— Why it moved
Why VVOS Stock Nearly Doubled Today — June 5, 2026
A debt-for-equity deal to rescue its Nasdaq listing sent Vivos to a midday double — the top printed two minutes after Stock Pulse's alert, then the whole spike bled away.

## What moved it Vivos announced a binding agreement with Streeterville Capital to exchange up to $4.5 million of senior debt for preferred and common stock, plus a 90-day pause on debt repayments. The press release said the quiet part out loud: this is about keeping the Nasdaq listing.
## The mechanics A $9M-cap medical device company with a 10.7M float doesn't need much. Volume ran to roughly 400 times its 30-day average. The gap premarket was only 5% — the entire run happened intraday as the headline circulated.
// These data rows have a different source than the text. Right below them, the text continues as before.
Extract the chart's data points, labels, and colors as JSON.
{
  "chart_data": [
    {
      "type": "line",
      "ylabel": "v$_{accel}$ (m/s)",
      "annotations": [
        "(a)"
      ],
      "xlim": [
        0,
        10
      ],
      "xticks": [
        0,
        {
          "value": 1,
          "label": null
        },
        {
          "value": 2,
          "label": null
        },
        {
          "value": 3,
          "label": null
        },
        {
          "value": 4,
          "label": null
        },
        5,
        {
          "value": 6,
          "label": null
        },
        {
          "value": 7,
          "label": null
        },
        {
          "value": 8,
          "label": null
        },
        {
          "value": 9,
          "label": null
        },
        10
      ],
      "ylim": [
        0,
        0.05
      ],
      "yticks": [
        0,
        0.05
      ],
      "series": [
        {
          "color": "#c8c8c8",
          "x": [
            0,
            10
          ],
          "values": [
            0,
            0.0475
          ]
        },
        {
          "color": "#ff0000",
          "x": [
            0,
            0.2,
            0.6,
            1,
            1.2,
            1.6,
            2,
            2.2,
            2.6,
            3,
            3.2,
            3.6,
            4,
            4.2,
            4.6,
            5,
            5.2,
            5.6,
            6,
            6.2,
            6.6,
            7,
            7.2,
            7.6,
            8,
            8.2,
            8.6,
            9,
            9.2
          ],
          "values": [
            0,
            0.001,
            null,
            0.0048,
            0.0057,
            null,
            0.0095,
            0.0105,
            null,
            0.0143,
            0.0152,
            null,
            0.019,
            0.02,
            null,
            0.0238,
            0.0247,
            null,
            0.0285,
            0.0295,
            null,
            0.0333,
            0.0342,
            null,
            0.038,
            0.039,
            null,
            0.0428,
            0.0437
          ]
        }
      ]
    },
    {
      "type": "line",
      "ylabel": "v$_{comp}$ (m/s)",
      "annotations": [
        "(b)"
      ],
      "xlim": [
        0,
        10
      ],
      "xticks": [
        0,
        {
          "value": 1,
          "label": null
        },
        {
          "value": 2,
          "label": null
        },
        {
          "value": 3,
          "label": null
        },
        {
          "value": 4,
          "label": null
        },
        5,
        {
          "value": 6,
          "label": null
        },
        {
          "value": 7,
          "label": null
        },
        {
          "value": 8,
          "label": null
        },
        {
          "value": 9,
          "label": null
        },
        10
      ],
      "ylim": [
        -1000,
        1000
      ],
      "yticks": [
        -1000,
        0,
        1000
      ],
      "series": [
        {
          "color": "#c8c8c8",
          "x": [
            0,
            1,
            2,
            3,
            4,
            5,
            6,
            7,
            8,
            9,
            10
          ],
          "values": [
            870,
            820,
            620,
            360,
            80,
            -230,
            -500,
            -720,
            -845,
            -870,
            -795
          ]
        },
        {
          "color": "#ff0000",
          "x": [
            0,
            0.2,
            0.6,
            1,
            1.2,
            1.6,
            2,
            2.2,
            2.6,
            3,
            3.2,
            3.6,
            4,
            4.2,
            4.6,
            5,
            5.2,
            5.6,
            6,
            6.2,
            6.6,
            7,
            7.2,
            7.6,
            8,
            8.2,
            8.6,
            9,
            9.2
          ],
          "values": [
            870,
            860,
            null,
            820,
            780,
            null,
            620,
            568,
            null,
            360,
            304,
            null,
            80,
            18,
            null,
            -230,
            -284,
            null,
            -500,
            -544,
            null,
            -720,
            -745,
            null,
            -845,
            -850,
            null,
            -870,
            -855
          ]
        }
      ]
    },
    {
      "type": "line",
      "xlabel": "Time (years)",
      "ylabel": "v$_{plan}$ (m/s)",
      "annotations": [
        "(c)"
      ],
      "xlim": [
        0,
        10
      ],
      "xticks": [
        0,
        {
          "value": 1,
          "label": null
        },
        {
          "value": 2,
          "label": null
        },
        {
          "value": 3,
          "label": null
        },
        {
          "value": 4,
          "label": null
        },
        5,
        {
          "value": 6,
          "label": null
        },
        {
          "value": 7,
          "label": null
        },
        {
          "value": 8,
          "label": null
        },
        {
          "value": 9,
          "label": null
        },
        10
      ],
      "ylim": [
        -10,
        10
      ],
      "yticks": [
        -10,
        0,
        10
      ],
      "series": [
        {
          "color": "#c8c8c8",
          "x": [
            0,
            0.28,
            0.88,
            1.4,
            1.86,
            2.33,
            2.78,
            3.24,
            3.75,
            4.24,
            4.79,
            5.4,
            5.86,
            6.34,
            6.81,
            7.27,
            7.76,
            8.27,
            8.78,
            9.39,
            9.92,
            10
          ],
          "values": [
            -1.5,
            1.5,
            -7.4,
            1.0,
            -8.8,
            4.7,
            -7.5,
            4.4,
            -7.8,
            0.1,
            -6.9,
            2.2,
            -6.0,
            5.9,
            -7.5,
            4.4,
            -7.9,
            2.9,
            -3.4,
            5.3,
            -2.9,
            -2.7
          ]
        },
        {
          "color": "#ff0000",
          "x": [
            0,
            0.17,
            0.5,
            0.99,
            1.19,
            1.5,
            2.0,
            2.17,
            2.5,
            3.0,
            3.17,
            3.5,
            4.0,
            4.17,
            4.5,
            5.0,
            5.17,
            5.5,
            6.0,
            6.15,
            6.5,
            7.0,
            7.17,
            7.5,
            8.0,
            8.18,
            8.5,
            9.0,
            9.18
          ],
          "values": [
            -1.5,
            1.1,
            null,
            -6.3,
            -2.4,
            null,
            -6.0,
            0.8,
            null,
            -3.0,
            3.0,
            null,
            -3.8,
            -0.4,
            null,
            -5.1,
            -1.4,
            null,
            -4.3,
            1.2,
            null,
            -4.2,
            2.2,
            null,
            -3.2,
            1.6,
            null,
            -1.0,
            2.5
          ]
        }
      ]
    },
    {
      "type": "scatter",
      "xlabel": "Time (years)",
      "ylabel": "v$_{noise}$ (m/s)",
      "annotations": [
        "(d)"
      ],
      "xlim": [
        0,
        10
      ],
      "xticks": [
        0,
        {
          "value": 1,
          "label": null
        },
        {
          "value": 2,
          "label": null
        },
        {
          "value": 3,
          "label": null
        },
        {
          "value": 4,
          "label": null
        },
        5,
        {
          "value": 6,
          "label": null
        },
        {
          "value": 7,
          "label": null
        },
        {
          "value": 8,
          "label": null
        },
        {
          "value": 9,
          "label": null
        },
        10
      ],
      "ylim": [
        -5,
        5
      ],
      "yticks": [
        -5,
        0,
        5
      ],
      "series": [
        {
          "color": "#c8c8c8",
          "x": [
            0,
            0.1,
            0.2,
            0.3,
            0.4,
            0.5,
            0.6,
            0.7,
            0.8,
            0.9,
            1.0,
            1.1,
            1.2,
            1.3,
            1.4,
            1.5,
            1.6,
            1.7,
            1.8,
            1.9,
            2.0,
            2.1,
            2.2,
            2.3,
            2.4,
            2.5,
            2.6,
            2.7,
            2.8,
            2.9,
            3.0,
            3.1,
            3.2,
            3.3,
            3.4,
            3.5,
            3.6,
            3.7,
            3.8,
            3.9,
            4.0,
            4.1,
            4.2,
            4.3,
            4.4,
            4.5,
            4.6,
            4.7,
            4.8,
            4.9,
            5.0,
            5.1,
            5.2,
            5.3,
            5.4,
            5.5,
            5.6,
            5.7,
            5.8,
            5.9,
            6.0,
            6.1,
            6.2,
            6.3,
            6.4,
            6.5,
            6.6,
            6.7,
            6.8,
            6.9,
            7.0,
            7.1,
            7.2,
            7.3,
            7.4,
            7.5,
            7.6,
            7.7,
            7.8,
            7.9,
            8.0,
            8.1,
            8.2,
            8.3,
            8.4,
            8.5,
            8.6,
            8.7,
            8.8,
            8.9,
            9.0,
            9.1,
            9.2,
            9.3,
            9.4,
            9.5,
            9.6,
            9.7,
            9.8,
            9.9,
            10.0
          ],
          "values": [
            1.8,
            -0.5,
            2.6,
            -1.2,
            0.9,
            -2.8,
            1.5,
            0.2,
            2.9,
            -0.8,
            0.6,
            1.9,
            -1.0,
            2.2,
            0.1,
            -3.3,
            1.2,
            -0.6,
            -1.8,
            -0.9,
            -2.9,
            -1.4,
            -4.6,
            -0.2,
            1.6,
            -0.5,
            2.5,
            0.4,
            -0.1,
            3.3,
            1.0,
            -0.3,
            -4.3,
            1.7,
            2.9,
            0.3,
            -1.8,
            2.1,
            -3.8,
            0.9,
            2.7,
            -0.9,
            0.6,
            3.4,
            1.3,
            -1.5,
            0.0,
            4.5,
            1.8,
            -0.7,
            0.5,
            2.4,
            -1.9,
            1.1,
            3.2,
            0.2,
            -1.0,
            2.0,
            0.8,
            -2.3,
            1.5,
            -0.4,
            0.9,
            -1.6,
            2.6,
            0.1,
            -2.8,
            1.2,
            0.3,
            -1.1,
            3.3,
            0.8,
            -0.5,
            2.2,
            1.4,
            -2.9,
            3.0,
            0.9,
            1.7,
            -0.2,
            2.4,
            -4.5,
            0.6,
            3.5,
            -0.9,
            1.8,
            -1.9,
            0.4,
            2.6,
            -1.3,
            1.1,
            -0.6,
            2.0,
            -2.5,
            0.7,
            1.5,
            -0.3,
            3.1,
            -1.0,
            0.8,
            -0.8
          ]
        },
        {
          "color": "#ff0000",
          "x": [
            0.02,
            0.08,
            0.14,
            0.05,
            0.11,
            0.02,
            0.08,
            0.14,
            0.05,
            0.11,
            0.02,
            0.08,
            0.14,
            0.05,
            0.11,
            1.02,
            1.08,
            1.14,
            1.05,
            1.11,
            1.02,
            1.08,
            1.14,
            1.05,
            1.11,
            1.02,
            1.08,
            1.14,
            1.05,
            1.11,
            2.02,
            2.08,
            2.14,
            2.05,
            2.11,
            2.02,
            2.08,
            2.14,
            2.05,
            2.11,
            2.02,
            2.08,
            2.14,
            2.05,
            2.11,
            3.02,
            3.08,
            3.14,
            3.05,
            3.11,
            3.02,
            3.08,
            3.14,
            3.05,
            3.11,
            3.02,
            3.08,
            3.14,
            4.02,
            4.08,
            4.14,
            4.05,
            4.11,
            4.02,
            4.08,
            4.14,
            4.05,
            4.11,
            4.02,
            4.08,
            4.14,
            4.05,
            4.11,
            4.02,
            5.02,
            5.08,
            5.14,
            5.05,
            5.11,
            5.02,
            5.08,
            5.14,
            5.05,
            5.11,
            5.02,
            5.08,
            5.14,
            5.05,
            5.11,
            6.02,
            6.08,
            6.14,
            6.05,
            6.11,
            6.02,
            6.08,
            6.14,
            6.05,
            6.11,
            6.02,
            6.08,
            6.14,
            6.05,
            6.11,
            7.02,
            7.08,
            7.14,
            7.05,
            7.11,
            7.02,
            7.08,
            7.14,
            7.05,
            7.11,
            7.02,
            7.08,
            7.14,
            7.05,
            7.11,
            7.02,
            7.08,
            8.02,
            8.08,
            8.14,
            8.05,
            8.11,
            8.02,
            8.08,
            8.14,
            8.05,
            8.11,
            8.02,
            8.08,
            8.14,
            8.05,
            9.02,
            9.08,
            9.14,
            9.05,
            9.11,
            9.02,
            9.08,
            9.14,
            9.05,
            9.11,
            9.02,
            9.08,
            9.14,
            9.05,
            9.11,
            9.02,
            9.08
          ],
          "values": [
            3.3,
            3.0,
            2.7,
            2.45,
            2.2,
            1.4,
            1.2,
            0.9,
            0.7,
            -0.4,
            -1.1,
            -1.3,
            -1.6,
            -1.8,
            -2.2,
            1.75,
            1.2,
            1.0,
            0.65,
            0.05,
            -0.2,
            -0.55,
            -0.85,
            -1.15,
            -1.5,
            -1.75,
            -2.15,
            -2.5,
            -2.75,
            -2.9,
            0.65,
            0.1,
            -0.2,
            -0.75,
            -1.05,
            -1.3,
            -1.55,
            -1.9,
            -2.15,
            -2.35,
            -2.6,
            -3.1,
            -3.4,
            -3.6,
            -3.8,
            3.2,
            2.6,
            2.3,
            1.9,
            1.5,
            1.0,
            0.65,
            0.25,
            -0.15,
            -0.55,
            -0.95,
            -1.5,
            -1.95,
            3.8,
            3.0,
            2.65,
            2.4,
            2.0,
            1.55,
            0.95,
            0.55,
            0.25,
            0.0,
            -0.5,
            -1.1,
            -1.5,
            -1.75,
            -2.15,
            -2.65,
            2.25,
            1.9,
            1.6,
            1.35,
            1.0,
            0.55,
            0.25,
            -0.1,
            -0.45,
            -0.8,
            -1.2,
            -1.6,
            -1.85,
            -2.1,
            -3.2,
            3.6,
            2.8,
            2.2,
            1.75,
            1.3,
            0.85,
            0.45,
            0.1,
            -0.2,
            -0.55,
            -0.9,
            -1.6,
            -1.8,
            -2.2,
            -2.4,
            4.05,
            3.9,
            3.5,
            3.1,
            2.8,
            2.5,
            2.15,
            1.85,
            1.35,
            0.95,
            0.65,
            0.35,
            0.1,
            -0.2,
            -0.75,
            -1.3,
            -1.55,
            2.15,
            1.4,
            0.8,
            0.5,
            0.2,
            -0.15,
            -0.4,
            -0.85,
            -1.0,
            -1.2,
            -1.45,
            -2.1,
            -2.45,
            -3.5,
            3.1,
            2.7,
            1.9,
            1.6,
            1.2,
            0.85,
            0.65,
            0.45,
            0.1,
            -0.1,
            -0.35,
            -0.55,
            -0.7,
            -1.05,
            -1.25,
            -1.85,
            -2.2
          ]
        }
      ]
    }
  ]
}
## Numbers - Cap: ~$8.9M / float: 10.7M - Day volume: 70M (vs ~173K avg) - Prev close: $0.6925 → intraday high $1.36 - 52w range: $0.545–$7.95
## Where it ended up Stock Pulse flagged it at 11:55 AM at $1.25. The high was $1.36 at 11:57 — two minutes later. From there it bled all afternoon and closed at $0.8508, 32% below the alert, even though the stock still finished up on the day.
## Reality check - The peak-to-close fade was 37%. The alert landed two minutes before the top, so there was effectively nothing to catch. - Swapping debt for equity to preserve a listing is distress repair, and it's dilutive by design. - Down 89% from its 52-week high. This explains the move; it isn't a case for touching the stock.